I think over time thoughtful human beings have dealt with pain and suffering in millions of ways, perhaps billions of ways. Because it is a universal state of being, they come to all of us in one form or another. I am curious to learn how individuals whose lives can be publicly accessed have defined the context and relationships that have led to a growth mindset. I am thinking of poets and those I call “notables” in my painting sketch project. I am eager to see what I can learn from their unique perspectives and how they spent their lives in “appropriate livelihood,” another of the eight steps on the Path.
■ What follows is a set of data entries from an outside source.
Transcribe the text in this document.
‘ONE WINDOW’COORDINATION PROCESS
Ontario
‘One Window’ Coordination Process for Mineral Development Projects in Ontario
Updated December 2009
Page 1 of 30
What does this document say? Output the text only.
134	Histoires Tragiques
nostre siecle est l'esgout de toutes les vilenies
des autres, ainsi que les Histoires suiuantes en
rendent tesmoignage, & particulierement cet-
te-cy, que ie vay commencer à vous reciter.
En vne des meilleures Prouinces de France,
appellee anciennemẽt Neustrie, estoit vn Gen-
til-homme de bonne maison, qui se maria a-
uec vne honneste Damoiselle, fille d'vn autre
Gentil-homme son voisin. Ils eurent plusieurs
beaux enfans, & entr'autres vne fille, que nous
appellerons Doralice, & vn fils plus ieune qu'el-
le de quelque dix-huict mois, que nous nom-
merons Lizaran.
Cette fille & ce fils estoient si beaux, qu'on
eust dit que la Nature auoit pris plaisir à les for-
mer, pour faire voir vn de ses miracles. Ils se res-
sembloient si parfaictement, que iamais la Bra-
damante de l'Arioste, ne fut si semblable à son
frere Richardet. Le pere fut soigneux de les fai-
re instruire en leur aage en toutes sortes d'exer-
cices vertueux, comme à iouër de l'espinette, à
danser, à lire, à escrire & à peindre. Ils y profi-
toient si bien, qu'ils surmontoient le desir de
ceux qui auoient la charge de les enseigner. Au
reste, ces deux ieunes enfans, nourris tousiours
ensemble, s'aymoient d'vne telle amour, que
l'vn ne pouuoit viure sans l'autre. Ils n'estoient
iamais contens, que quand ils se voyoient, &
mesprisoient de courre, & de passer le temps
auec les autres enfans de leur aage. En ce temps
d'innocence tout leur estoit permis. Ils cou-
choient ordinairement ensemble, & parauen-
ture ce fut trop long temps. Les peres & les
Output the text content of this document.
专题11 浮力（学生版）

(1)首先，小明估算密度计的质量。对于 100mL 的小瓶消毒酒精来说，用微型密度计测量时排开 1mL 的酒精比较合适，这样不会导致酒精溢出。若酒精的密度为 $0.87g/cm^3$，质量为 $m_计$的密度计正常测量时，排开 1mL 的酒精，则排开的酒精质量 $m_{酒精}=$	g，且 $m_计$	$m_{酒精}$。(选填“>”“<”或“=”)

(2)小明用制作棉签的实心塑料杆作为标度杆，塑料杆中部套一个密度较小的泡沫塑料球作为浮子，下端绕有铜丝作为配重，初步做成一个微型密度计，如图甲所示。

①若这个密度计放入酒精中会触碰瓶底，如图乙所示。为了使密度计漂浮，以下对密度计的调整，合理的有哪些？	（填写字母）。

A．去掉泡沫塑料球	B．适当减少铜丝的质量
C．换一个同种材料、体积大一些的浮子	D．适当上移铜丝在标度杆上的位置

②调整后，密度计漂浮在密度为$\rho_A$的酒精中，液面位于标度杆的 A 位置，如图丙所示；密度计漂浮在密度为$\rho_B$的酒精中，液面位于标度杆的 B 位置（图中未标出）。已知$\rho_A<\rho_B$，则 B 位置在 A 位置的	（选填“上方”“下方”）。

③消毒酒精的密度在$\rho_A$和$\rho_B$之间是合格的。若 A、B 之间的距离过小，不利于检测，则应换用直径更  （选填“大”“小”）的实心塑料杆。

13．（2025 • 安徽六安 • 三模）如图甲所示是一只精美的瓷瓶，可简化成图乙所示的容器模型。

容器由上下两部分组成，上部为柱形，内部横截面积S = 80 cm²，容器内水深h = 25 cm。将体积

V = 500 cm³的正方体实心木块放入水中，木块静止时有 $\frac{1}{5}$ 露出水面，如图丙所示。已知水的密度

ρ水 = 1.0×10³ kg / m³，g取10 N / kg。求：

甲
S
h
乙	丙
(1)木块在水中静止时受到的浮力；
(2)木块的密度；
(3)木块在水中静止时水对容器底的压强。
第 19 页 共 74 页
So, my intention is to highlight those individuals who illustrate how to think about the world in which they live/d and to see where that led them. In a way, it is to see how they might have managed pain and suffering as a path to personal growth. I think this is what intrigues me about my own life and think it must also be true for so many others. The present times are an incubator for how a growth mindset is possible when so many puzzles lie before us and we find ourselves confused and tangled in fact, fiction, technological changes, social disconnections, distractions, temptations, and exhaustion. The Buddha continues to offer a methodology for tackling the pain and suffering that weigh on all of us one way or another. In the back of my mind I have the intention of offering these little essays to children in my grandchildren's cohort when they are faced with the conundrums of discernment and their personal agency in a world that is continually changing and challenging. The stories to be told about the Buddha and by the Buddha are intergenerational gems that can be treasured as a resource for engaging in a turbulent and sometimes fearful (but always joyful) world.